Major-Champion und Ryder-Cup-Held Justin Leonard zieht in die Berge und in die Sendekabine.
Von Jon Rizzi
Fotografie von Justin Tafoya und Clarkson Creative
„Was wäre, wenn wir den Golfsport aus dem Spiel nehmen würden?“
Der zwölffache PGA-Tour-Sieger Justin Leonard stellte seiner Frau Amanda 2015 diese Frage. Sie lebten in einem 13.930 Quadratmeter großen Haus, das sie nördlich von Justins Heimatstadt Dallas gebaut hatten, aber ein „Drang zur Vereinfachung“ ließ sie über alternative Orte nachdenken, an denen sie leben und ihre Kinder – die Töchter Reese und Avery und die Söhne Luke und Skylar – großziehen konnten.

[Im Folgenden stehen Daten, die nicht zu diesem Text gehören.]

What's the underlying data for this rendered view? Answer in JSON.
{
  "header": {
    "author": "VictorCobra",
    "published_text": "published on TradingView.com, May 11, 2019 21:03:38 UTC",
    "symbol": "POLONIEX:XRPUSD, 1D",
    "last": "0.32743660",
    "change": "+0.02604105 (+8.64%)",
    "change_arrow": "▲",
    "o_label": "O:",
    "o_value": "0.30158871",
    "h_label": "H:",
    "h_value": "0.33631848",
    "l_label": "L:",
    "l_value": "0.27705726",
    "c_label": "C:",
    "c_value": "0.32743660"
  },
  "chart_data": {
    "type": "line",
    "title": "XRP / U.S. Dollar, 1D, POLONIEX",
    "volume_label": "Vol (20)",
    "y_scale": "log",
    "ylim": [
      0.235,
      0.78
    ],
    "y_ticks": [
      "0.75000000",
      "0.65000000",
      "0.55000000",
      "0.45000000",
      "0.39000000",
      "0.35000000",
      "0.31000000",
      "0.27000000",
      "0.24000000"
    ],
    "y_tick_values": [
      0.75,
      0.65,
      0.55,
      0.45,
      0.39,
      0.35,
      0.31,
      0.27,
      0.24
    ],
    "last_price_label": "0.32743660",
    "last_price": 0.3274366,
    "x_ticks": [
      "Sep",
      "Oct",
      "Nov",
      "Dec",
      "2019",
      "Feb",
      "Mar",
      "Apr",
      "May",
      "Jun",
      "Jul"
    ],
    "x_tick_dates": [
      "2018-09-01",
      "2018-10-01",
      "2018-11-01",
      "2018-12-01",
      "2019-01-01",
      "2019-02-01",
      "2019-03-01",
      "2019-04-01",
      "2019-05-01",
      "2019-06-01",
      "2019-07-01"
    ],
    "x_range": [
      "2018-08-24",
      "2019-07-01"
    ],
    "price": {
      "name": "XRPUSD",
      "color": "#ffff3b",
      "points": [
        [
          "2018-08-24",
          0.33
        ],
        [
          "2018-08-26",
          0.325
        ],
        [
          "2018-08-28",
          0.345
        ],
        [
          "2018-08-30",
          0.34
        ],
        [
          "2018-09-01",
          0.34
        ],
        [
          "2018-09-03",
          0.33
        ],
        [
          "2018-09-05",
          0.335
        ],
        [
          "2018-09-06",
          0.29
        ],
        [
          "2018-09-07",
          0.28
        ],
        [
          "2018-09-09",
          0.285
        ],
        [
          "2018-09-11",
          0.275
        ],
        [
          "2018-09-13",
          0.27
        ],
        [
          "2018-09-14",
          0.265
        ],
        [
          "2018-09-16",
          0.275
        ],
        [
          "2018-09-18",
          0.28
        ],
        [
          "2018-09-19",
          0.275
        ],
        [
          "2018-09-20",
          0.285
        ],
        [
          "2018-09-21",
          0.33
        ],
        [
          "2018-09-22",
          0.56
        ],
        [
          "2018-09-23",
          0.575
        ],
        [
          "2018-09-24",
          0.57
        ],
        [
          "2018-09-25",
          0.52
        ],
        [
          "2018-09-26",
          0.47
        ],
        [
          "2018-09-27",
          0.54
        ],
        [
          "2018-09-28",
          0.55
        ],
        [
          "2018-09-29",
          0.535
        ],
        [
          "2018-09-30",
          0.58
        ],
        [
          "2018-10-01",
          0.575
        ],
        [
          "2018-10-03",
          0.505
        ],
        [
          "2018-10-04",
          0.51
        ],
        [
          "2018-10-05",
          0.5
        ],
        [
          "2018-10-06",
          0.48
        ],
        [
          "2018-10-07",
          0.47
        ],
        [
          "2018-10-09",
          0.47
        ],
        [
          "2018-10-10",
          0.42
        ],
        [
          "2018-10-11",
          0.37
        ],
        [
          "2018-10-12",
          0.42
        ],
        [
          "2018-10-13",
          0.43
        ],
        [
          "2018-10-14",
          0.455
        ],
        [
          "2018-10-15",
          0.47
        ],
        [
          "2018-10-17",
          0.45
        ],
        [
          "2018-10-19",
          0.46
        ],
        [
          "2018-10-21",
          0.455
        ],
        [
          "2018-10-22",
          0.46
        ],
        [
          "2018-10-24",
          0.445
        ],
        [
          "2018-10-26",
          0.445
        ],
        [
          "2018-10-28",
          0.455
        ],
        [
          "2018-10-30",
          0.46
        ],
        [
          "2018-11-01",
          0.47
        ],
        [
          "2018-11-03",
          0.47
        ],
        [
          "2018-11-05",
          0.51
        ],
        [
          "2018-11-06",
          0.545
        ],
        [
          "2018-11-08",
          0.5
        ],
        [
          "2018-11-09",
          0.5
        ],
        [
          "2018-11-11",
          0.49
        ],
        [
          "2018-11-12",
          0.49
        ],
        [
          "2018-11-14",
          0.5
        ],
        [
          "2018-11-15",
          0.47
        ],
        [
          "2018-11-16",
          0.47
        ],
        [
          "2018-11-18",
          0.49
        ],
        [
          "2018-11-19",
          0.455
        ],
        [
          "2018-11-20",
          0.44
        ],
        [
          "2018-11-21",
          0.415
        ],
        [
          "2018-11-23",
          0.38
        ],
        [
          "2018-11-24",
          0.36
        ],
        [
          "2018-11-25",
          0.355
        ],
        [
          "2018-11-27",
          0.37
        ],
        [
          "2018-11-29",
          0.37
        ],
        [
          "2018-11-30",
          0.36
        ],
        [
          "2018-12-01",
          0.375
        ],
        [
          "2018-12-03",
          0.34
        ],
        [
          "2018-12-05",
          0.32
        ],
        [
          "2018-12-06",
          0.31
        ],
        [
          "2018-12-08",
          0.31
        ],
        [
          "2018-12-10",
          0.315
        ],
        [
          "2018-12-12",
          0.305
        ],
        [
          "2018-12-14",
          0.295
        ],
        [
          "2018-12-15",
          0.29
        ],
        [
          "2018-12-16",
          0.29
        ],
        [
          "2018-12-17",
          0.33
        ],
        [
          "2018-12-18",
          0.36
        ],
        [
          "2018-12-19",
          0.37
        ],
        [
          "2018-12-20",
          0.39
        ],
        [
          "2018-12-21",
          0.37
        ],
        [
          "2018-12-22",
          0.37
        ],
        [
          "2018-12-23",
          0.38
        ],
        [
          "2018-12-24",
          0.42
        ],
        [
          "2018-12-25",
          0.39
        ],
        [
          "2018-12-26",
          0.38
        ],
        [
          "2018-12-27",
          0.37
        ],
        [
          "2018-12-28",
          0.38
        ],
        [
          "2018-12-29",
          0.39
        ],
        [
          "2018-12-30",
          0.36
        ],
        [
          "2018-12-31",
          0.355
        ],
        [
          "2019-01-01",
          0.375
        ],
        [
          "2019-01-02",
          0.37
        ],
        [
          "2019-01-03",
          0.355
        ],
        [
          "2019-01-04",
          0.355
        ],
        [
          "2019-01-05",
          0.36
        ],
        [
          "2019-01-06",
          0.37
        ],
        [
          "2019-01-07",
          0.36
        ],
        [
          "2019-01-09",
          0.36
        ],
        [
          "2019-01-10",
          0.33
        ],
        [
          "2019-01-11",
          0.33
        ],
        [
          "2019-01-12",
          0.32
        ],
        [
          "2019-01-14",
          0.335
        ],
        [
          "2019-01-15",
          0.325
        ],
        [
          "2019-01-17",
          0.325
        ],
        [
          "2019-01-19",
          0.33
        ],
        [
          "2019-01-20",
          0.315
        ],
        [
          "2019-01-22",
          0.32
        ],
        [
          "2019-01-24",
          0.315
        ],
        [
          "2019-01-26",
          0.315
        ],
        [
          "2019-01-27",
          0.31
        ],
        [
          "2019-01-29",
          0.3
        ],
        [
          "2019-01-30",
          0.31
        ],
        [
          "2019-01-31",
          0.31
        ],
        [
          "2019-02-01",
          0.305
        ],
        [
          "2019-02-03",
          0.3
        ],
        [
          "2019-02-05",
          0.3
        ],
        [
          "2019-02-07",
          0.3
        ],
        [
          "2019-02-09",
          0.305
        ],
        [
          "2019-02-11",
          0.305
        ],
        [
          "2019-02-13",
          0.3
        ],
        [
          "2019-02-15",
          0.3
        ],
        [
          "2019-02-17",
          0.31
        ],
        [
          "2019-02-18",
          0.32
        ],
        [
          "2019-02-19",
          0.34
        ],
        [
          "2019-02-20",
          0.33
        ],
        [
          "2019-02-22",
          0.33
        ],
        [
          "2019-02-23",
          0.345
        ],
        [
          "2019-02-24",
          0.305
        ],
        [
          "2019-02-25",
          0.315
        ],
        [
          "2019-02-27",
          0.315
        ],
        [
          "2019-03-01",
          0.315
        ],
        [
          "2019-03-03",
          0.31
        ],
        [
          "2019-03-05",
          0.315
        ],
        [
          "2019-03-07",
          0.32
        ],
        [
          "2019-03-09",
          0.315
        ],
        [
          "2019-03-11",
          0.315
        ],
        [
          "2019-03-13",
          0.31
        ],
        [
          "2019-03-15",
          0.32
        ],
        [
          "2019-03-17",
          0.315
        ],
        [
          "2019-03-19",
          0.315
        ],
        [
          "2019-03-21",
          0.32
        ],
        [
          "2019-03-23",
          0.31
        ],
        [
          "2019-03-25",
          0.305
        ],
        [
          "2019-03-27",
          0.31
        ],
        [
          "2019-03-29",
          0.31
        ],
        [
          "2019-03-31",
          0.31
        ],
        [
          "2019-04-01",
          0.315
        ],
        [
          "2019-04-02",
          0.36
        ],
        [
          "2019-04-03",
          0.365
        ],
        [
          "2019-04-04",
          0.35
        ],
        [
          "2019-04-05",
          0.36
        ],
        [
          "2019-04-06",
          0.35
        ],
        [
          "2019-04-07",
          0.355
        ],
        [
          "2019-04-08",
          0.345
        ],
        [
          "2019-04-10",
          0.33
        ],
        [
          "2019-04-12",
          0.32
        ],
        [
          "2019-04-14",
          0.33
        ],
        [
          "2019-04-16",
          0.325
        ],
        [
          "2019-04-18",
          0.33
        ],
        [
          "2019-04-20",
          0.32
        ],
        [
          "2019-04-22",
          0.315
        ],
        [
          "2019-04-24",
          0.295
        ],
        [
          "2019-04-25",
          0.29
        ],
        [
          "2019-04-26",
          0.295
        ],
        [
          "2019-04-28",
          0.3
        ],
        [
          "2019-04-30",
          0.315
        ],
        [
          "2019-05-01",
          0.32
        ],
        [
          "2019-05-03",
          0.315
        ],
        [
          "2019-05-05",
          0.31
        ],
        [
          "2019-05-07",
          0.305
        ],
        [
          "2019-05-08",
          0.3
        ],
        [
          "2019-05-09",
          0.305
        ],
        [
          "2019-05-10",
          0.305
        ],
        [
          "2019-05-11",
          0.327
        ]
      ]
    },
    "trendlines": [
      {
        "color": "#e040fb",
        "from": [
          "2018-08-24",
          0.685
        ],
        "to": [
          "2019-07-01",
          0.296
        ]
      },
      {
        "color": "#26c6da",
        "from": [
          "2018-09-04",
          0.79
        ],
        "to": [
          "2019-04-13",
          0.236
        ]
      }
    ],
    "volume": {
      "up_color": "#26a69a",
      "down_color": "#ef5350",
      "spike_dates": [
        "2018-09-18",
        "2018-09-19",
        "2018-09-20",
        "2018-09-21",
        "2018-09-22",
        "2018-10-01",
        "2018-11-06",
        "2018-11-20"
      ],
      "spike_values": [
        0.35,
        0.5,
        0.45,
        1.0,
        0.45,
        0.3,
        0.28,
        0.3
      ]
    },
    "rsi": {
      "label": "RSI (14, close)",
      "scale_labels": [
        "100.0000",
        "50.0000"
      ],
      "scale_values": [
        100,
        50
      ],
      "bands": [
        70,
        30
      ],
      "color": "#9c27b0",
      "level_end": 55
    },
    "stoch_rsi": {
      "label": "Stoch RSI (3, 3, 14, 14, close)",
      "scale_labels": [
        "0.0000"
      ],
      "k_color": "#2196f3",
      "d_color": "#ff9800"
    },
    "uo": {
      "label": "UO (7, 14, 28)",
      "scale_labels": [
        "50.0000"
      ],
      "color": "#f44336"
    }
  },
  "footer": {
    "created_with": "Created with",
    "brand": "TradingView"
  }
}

Leonard, damals 43, hatte in jenem Jahr an 22 Turnieren teilgenommen und nur acht Cuts geschafft. „Ich war das Reisen leid, ich war es leid, keine wirklichen Ergebnisse beim Spielen und Üben zu sehen“, erklärt er. „Das Schlimmste war die Zeit, die ich mit meiner Familie verpasste. Wenn man gut spielt, kann man es irgendwie rechtfertigen, die Schulaufführung der Tochter zu verpassen. Aber wenn ich die Aufführung verpasse und den Schnitt verpasse, ist das doppelt frustrierend.“
Das Ehepaar erwog, sich in Dallas zu verkleinern, aber Justin wusste, dass er in die gleichen vertrauten Routinen verfallen würde. Sie brauchten eine Veränderung.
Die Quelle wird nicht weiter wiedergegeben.